Still, the charge of privacy-invading has stuck. So Microsoft is taking away the portion of Wi-Fi Sense that does the password-sharing -- in fact, it's killed in this preview. According to a blog entry, few people used the feature and it wasn't worth the cost of maintaining it.
What Microsoft didn't say is that the password-sharing had proved to be a PR headache -- a headache that will go away once the Windows 10 Anniversary Update hits.
Still, a portion of Wi-Fi Sense remains. In its blog, Microsoft noted that "Wi-Fi Sense, if enabled, will continue to get you connected to open Wi-Fi hotspots that it knows about through crowdsourcing." So if you're near a publicly open Wi-Fi hotspot, you'll be automatically logged in.
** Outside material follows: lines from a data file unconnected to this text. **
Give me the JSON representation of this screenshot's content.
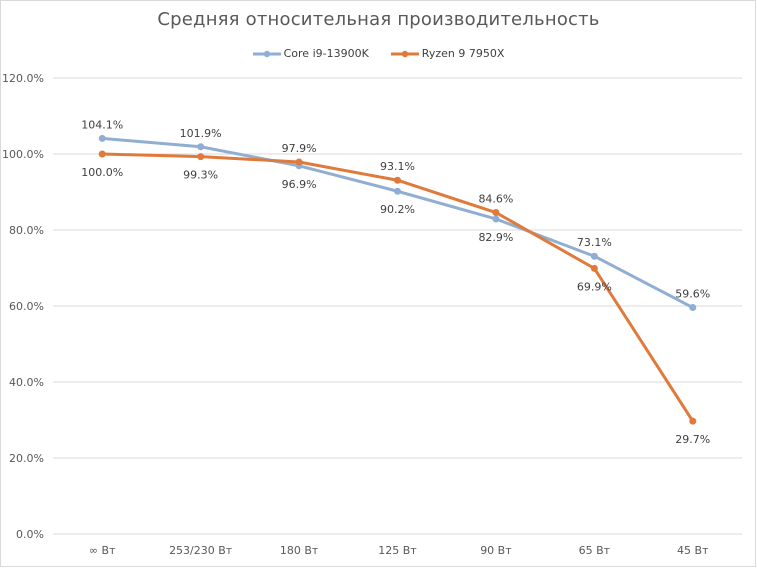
{
  "chart_data": {
    "type": "line",
    "title": "Средняя относительная производительность",
    "xlabel": "",
    "ylabel": "",
    "ylim": [
      0,
      120
    ],
    "y_ticks": [
      "0.0%",
      "20.0%",
      "40.0%",
      "60.0%",
      "80.0%",
      "100.0%",
      "120.0%"
    ],
    "grid": true,
    "legend_position": "top",
    "categories": [
      "∞ Вт",
      "253/230 Вт",
      "180 Вт",
      "125 Вт",
      "90 Вт",
      "65 Вт",
      "45 Вт"
    ],
    "series": [
      {
        "name": "Core i9-13900K",
        "color": "#8faed2",
        "values": [
          104.1,
          101.9,
          96.9,
          90.2,
          82.9,
          73.1,
          59.6
        ],
        "labels": [
          "104.1%",
          "101.9%",
          "96.9%",
          "90.2%",
          "82.9%",
          "73.1%",
          "59.6%"
        ]
      },
      {
        "name": "Ryzen 9 7950X",
        "color": "#e07a3a",
        "values": [
          100.0,
          99.3,
          97.9,
          93.1,
          84.6,
          69.9,
          29.7
        ],
        "labels": [
          "100.0%",
          "99.3%",
          "97.9%",
          "93.1%",
          "84.6%",
          "69.9%",
          "29.7%"
        ]
      }
    ]
  }
}
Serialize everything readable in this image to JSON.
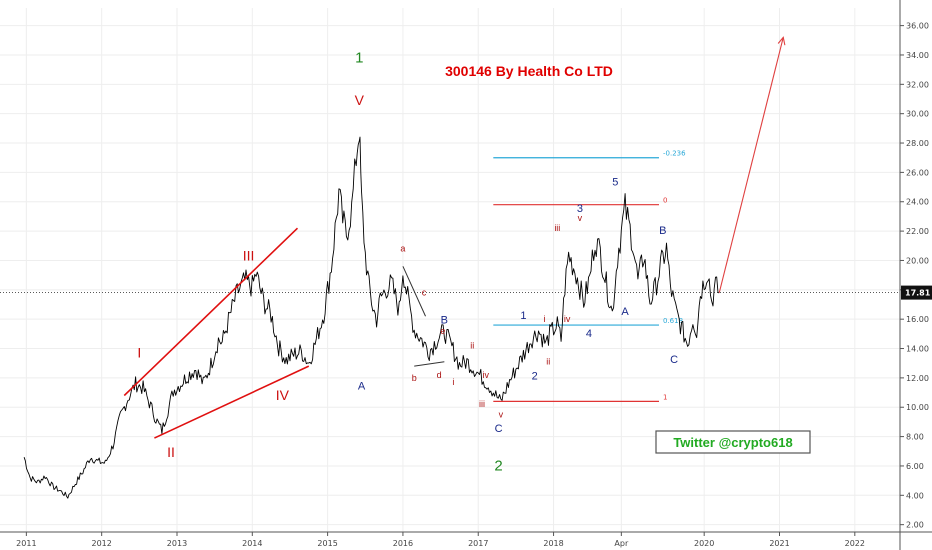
{
  "chart_data": {
    "type": "line",
    "title": "300146 By Health Co LTD",
    "watermark": "Twitter @crypto618",
    "xlabel": "",
    "ylabel": "",
    "x_ticks": [
      "2011",
      "2012",
      "2013",
      "2014",
      "2015",
      "2016",
      "2017",
      "2018",
      "Apr",
      "2020",
      "2021",
      "2022"
    ],
    "y_ticks": [
      "2.00",
      "4.00",
      "6.00",
      "8.00",
      "10.00",
      "12.00",
      "14.00",
      "16.00",
      "18.00",
      "20.00",
      "22.00",
      "24.00",
      "26.00",
      "28.00",
      "30.00",
      "32.00",
      "34.00",
      "36.00"
    ],
    "ylim": [
      1.5,
      37.2
    ],
    "xlim": [
      2010.65,
      2022.6
    ],
    "grid": true,
    "last_price": "17.81",
    "last_price_value": 17.81,
    "series": [
      {
        "color": "#000000",
        "x": [
          2010.97,
          2011.05,
          2011.15,
          2011.25,
          2011.35,
          2011.45,
          2011.55,
          2011.65,
          2011.75,
          2011.85,
          2011.95,
          2012.05,
          2012.15,
          2012.25,
          2012.35,
          2012.45,
          2012.55,
          2012.65,
          2012.72,
          2012.8,
          2012.88,
          2012.95,
          2013.05,
          2013.15,
          2013.25,
          2013.35,
          2013.45,
          2013.55,
          2013.6,
          2013.7,
          2013.8,
          2013.9,
          2014.0,
          2014.05,
          2014.15,
          2014.25,
          2014.35,
          2014.45,
          2014.55,
          2014.65,
          2014.75,
          2014.85,
          2014.95,
          2015.05,
          2015.15,
          2015.2,
          2015.25,
          2015.32,
          2015.38,
          2015.42,
          2015.45,
          2015.5,
          2015.55,
          2015.6,
          2015.65,
          2015.7,
          2015.78,
          2015.85,
          2015.95,
          2016.0,
          2016.08,
          2016.15,
          2016.25,
          2016.35,
          2016.45,
          2016.55,
          2016.65,
          2016.75,
          2016.85,
          2016.95,
          2017.05,
          2017.15,
          2017.25,
          2017.3,
          2017.4,
          2017.5,
          2017.6,
          2017.7,
          2017.8,
          2017.9,
          2017.95,
          2018.05,
          2018.1,
          2018.15,
          2018.2,
          2018.3,
          2018.4,
          2018.48,
          2018.55,
          2018.62,
          2018.7,
          2018.78,
          2018.85,
          2018.95,
          2019.05,
          2019.12,
          2019.2,
          2019.28,
          2019.35,
          2019.42,
          2019.5,
          2019.55,
          2019.62,
          2019.7,
          2019.78,
          2019.85,
          2019.9,
          2019.95,
          2020.05,
          2020.1,
          2020.15,
          2020.2
        ],
        "y": [
          6.6,
          5.2,
          4.9,
          5.3,
          4.6,
          4.3,
          3.9,
          4.8,
          5.6,
          6.6,
          6.3,
          6.2,
          7.4,
          9.4,
          10.6,
          11.6,
          11.3,
          10.1,
          9.2,
          8.4,
          9.8,
          11.1,
          11.6,
          12.2,
          12.6,
          11.6,
          12.9,
          14.6,
          14.4,
          16.2,
          17.8,
          18.6,
          18.2,
          19.1,
          17.2,
          16.3,
          14.1,
          13.2,
          13.6,
          13.8,
          13.0,
          14.6,
          16.4,
          19.6,
          24.6,
          22.8,
          21.8,
          23.5,
          27.0,
          29.0,
          24.1,
          20.4,
          18.2,
          16.8,
          16.0,
          17.4,
          18.1,
          18.4,
          16.6,
          19.4,
          17.0,
          15.3,
          14.6,
          13.8,
          14.6,
          15.2,
          14.1,
          12.9,
          13.1,
          12.6,
          12.0,
          11.4,
          10.7,
          10.4,
          11.6,
          12.6,
          13.6,
          14.6,
          15.2,
          14.3,
          15.0,
          15.6,
          14.6,
          18.2,
          20.4,
          19.1,
          17.2,
          18.8,
          21.4,
          20.6,
          18.4,
          16.4,
          20.3,
          23.6,
          21.3,
          18.6,
          20.4,
          17.2,
          18.1,
          19.6,
          20.8,
          18.3,
          16.6,
          15.4,
          14.3,
          16.0,
          15.2,
          17.8,
          19.3,
          17.2,
          18.3,
          17.8
        ]
      }
    ],
    "wave_labels": [
      {
        "text": "1",
        "x": 2015.42,
        "y": 33.5,
        "color": "#228822",
        "size": 15
      },
      {
        "text": "V",
        "x": 2015.42,
        "y": 30.6,
        "color": "#cc1111",
        "size": 14
      },
      {
        "text": "I",
        "x": 2012.5,
        "y": 13.4,
        "color": "#cc1111",
        "size": 14
      },
      {
        "text": "II",
        "x": 2012.92,
        "y": 6.6,
        "color": "#cc1111",
        "size": 14
      },
      {
        "text": "III",
        "x": 2013.95,
        "y": 20.0,
        "color": "#cc1111",
        "size": 14
      },
      {
        "text": "IV",
        "x": 2014.4,
        "y": 10.5,
        "color": "#cc1111",
        "size": 14
      },
      {
        "text": "A",
        "x": 2015.45,
        "y": 11.2,
        "color": "#1a2a8a",
        "size": 11
      },
      {
        "text": "a",
        "x": 2016.0,
        "y": 20.6,
        "color": "#aa1111",
        "size": 9
      },
      {
        "text": "c",
        "x": 2016.28,
        "y": 17.6,
        "color": "#aa1111",
        "size": 9
      },
      {
        "text": "B",
        "x": 2016.55,
        "y": 15.7,
        "color": "#1a2a8a",
        "size": 11
      },
      {
        "text": "e",
        "x": 2016.53,
        "y": 15.0,
        "color": "#aa1111",
        "size": 9
      },
      {
        "text": "b",
        "x": 2016.15,
        "y": 11.8,
        "color": "#aa1111",
        "size": 9
      },
      {
        "text": "d",
        "x": 2016.48,
        "y": 12.0,
        "color": "#aa1111",
        "size": 9
      },
      {
        "text": "i",
        "x": 2016.67,
        "y": 11.5,
        "color": "#aa1111",
        "size": 9
      },
      {
        "text": "ii",
        "x": 2016.92,
        "y": 14.0,
        "color": "#aa1111",
        "size": 9
      },
      {
        "text": "iv",
        "x": 2017.1,
        "y": 12.0,
        "color": "#aa1111",
        "size": 9
      },
      {
        "text": "iii",
        "x": 2017.05,
        "y": 10.0,
        "color": "#aa1111",
        "size": 9
      },
      {
        "text": "v",
        "x": 2017.3,
        "y": 9.3,
        "color": "#aa1111",
        "size": 9
      },
      {
        "text": "C",
        "x": 2017.27,
        "y": 8.3,
        "color": "#1a2a8a",
        "size": 11
      },
      {
        "text": "2",
        "x": 2017.27,
        "y": 5.7,
        "color": "#228822",
        "size": 15
      },
      {
        "text": "1",
        "x": 2017.6,
        "y": 16.0,
        "color": "#1a2a8a",
        "size": 11
      },
      {
        "text": "i",
        "x": 2017.88,
        "y": 15.8,
        "color": "#aa1111",
        "size": 9
      },
      {
        "text": "2",
        "x": 2017.75,
        "y": 11.9,
        "color": "#1a2a8a",
        "size": 11
      },
      {
        "text": "ii",
        "x": 2017.93,
        "y": 12.9,
        "color": "#aa1111",
        "size": 9
      },
      {
        "text": "iii",
        "x": 2018.05,
        "y": 22.0,
        "color": "#aa1111",
        "size": 9
      },
      {
        "text": "iv",
        "x": 2018.18,
        "y": 15.8,
        "color": "#aa1111",
        "size": 9
      },
      {
        "text": "3",
        "x": 2018.35,
        "y": 23.3,
        "color": "#1a2a8a",
        "size": 11
      },
      {
        "text": "v",
        "x": 2018.35,
        "y": 22.7,
        "color": "#aa1111",
        "size": 9
      },
      {
        "text": "4",
        "x": 2018.47,
        "y": 14.8,
        "color": "#1a2a8a",
        "size": 11
      },
      {
        "text": "5",
        "x": 2018.82,
        "y": 25.1,
        "color": "#1a2a8a",
        "size": 11
      },
      {
        "text": "A",
        "x": 2018.95,
        "y": 16.3,
        "color": "#1a2a8a",
        "size": 11
      },
      {
        "text": "B",
        "x": 2019.45,
        "y": 21.8,
        "color": "#1a2a8a",
        "size": 11
      },
      {
        "text": "C",
        "x": 2019.6,
        "y": 13.0,
        "color": "#1a2a8a",
        "size": 11
      }
    ],
    "fib_levels": [
      {
        "label": "-0.236",
        "value": 27.0,
        "color": "#2aa9d8",
        "x_start": 2017.2,
        "x_end": 2019.4
      },
      {
        "label": "0",
        "value": 23.8,
        "color": "#e03333",
        "x_start": 2017.2,
        "x_end": 2019.4
      },
      {
        "label": "0.618",
        "value": 15.6,
        "color": "#2aa9d8",
        "x_start": 2017.2,
        "x_end": 2019.4
      },
      {
        "label": "1",
        "value": 10.4,
        "color": "#e03333",
        "x_start": 2017.2,
        "x_end": 2019.4
      }
    ],
    "trend_lines": [
      {
        "color": "#e01010",
        "x1": 2012.3,
        "y1": 10.8,
        "x2": 2014.6,
        "y2": 22.2
      },
      {
        "color": "#e01010",
        "x1": 2012.7,
        "y1": 7.9,
        "x2": 2014.75,
        "y2": 12.8
      },
      {
        "color": "#333333",
        "x1": 2016.0,
        "y1": 19.6,
        "x2": 2016.3,
        "y2": 16.2
      },
      {
        "color": "#333333",
        "x1": 2016.15,
        "y1": 12.8,
        "x2": 2016.55,
        "y2": 13.1
      }
    ],
    "projection_arrow": {
      "color": "#e04040",
      "x1": 2020.2,
      "y1": 17.8,
      "x2": 2021.05,
      "y2": 35.2
    },
    "colors": {
      "label_red": "#cc1111",
      "label_green": "#228822",
      "label_blue": "#1a2a8a",
      "price_tag_bg": "#111111",
      "grid": "#eeeeee"
    }
  }
}
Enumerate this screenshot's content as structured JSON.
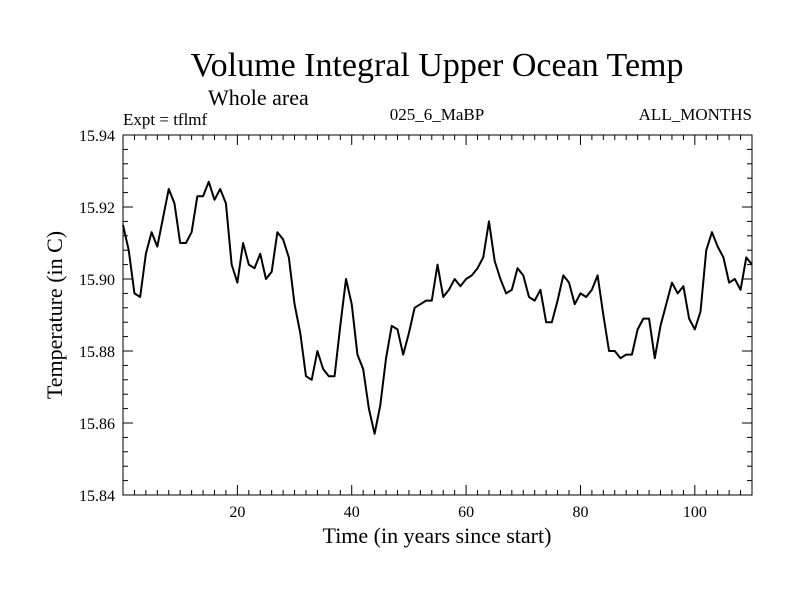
{
  "chart_data": {
    "type": "line",
    "title": "Volume Integral Upper Ocean Temp",
    "subtitle": "Whole area",
    "experiment": "Expt = tflmf",
    "run_id": "025_6_MaBP",
    "months": "ALL_MONTHS",
    "xlabel": "Time (in years since start)",
    "ylabel": "Temperature (in C)",
    "xlim": [
      0,
      110
    ],
    "ylim": [
      15.84,
      15.94
    ],
    "x_ticks": [
      20,
      40,
      60,
      80,
      100
    ],
    "y_ticks": [
      "15.84",
      "15.86",
      "15.88",
      "15.90",
      "15.92",
      "15.94"
    ],
    "grid": false,
    "series": [
      {
        "name": "tflmf",
        "color": "#000000",
        "x": [
          0,
          1,
          2,
          3,
          4,
          5,
          6,
          7,
          8,
          9,
          10,
          11,
          12,
          13,
          14,
          15,
          16,
          17,
          18,
          19,
          20,
          21,
          22,
          23,
          24,
          25,
          26,
          27,
          28,
          29,
          30,
          31,
          32,
          33,
          34,
          35,
          36,
          37,
          38,
          39,
          40,
          41,
          42,
          43,
          44,
          45,
          46,
          47,
          48,
          49,
          50,
          51,
          52,
          53,
          54,
          55,
          56,
          57,
          58,
          59,
          60,
          61,
          62,
          63,
          64,
          65,
          66,
          67,
          68,
          69,
          70,
          71,
          72,
          73,
          74,
          75,
          76,
          77,
          78,
          79,
          80,
          81,
          82,
          83,
          84,
          85,
          86,
          87,
          88,
          89,
          90,
          91,
          92,
          93,
          94,
          95,
          96,
          97,
          98,
          99,
          100,
          101,
          102,
          103,
          104,
          105,
          106,
          107,
          108,
          109,
          110
        ],
        "values": [
          15.915,
          15.908,
          15.896,
          15.895,
          15.907,
          15.913,
          15.909,
          15.917,
          15.925,
          15.921,
          15.91,
          15.91,
          15.913,
          15.923,
          15.923,
          15.927,
          15.922,
          15.925,
          15.921,
          15.904,
          15.899,
          15.91,
          15.904,
          15.903,
          15.907,
          15.9,
          15.902,
          15.913,
          15.911,
          15.906,
          15.893,
          15.885,
          15.873,
          15.872,
          15.88,
          15.875,
          15.873,
          15.873,
          15.887,
          15.9,
          15.893,
          15.879,
          15.875,
          15.864,
          15.857,
          15.865,
          15.878,
          15.887,
          15.886,
          15.879,
          15.885,
          15.892,
          15.893,
          15.894,
          15.894,
          15.904,
          15.895,
          15.897,
          15.9,
          15.898,
          15.9,
          15.901,
          15.903,
          15.906,
          15.916,
          15.905,
          15.9,
          15.896,
          15.897,
          15.903,
          15.901,
          15.895,
          15.894,
          15.897,
          15.888,
          15.888,
          15.894,
          15.901,
          15.899,
          15.893,
          15.896,
          15.895,
          15.897,
          15.901,
          15.89,
          15.88,
          15.88,
          15.878,
          15.879,
          15.879,
          15.886,
          15.889,
          15.889,
          15.878,
          15.887,
          15.893,
          15.899,
          15.896,
          15.898,
          15.889,
          15.886,
          15.891,
          15.908,
          15.913,
          15.909,
          15.906,
          15.899,
          15.9,
          15.897,
          15.906,
          15.904
        ]
      }
    ]
  }
}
(While the Wi-Fi feature is enabled by default, you can turn it off by going to Settings > Network & Internet > Wi-Fi, then scrolling to the Wi-Fi Sense section. Underneath "Connect to suggested open hotspots," turn the setting to Off.)
This preview wasn't a particularly significant one, but it's nice to see Edge extensions get a reasonable installation routine. And Microsoft got rid of a PR problem by ditching the most controversial aspects of Wi-Fi Sense.
Microsoft will be updating the Windows 10 Anniversary Edition regularly until launch, and we'll keep you informed about the preview releases along the way.